When you read the writing of a "prominent intellectual," how do you know if that's the right source?
Because they tell you so?
Why are conservatives world wide so angry? Could it be because the young people of the world won't put up with having their human rights trampled on by the old power elite made up of male conservative thugs and crooks? 50% of the Iranian population is under 30 years old. Demographics alone suggest the election was stolen.
65-70%, actually.
"Conservative" parties in other countries are not the same as ours. Their platforms are often opposite that of our conservatives.
How the election was stolen? Hmmm, AkaMiniJob had a few drinks and laughed it up with a few of his Ayatooluh friends for a few hours and then said he won?
Those who obeyed are moral and intellectual children.
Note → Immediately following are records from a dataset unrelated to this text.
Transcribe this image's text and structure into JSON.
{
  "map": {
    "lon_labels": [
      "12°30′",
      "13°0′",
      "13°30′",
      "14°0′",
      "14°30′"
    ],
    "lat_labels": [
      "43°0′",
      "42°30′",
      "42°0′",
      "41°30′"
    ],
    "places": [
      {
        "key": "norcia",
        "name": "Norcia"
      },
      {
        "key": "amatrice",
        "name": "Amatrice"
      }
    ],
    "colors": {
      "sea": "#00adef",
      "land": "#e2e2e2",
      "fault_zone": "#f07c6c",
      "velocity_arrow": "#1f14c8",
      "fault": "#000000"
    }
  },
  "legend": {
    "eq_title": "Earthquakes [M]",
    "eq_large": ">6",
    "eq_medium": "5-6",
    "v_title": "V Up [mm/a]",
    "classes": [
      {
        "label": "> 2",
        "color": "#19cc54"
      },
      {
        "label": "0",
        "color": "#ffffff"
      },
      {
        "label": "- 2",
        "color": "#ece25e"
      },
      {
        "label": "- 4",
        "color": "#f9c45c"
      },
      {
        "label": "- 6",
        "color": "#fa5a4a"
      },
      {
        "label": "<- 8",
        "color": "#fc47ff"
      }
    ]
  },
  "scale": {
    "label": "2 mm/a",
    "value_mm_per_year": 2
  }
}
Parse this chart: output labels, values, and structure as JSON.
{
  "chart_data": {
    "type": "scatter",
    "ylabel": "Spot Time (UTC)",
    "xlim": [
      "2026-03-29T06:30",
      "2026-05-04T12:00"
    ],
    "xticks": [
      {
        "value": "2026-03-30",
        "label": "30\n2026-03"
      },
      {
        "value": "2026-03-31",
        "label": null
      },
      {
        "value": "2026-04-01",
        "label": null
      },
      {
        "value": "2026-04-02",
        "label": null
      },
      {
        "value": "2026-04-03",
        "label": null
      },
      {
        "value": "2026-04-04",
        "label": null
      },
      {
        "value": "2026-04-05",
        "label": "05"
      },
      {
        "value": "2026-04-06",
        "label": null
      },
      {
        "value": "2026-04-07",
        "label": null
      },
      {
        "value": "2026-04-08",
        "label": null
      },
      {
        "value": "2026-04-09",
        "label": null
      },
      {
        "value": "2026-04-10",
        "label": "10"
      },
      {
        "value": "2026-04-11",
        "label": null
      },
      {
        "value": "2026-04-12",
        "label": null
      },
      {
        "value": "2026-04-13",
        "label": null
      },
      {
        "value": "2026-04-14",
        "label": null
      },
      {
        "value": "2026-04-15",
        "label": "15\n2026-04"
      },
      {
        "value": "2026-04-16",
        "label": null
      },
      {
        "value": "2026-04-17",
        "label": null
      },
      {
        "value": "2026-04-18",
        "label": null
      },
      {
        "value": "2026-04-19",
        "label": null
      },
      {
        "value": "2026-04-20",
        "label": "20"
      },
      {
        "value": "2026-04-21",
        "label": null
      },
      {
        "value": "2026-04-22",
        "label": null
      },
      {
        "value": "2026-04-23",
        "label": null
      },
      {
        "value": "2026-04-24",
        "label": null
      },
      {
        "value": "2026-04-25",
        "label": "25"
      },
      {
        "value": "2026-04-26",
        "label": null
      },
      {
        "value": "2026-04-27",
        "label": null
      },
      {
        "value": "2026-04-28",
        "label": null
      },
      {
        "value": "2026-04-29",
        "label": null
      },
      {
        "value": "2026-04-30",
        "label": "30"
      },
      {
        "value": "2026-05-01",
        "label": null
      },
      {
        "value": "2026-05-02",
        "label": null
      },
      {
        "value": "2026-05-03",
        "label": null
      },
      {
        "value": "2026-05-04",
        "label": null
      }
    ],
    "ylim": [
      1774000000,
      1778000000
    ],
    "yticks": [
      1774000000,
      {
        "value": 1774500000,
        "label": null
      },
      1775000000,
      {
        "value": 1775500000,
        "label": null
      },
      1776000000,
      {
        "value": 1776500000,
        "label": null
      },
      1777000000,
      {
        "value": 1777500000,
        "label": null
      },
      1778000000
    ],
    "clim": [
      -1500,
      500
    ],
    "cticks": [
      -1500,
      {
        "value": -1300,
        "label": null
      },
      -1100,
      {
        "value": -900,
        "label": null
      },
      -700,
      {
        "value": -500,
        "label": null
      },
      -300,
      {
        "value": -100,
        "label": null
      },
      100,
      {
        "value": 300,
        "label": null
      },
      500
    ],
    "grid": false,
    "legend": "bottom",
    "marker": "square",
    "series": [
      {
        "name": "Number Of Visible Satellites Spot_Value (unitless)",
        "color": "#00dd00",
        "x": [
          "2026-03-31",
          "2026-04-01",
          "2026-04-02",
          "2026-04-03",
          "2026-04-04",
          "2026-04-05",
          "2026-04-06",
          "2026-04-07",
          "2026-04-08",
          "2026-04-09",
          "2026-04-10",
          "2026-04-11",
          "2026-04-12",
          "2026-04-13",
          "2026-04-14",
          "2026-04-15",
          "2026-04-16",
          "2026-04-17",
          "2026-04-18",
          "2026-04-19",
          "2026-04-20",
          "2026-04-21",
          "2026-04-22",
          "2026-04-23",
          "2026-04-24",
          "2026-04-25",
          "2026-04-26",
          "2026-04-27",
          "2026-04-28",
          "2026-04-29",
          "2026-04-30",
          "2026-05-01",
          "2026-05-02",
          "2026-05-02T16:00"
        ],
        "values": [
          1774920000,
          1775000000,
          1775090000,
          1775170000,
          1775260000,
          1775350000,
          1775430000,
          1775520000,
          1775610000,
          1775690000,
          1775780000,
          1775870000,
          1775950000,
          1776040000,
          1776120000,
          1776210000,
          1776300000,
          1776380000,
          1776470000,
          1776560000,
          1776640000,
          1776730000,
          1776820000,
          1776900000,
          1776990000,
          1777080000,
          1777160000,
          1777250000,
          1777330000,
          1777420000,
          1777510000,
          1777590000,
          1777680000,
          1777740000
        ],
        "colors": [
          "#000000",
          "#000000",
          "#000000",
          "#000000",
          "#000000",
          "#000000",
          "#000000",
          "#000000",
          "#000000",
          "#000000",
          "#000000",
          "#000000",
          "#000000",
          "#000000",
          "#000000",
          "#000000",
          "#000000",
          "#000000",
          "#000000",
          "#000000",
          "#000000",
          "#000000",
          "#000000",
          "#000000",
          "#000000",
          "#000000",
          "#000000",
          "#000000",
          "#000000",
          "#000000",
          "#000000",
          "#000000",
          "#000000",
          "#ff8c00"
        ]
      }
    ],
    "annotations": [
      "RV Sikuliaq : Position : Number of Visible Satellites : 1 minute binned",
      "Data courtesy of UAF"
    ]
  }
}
Religion is the strongest tool the politician has to control the masses. But, the Iranian population is young and is reasonably well educated. Therefore, many urban Iranians know the politician's deceptive tricks and don't allow themselves to be controlled by the fakery. And, the same group is also smart enough to be skeptical of a vote that is very much at odds with the most recent political polls. But, small village and rural people fall for the chicanery just like they do in the USA and otherr countries. And they make up a large portion of the citizens. So, the angry small-minded dictator that hates the USA and other Western countries will probably be dictator for the next twenty years.
There, but for the grace of God, go we. We came very close and remain so with our 'fundamentalists' wanting to push their beliefs on others. We all need to watch our backs.
That's why most conservatives go to religious colleges where their beliefs won't be challenged. Those that go to secular schools learn to think on thier own.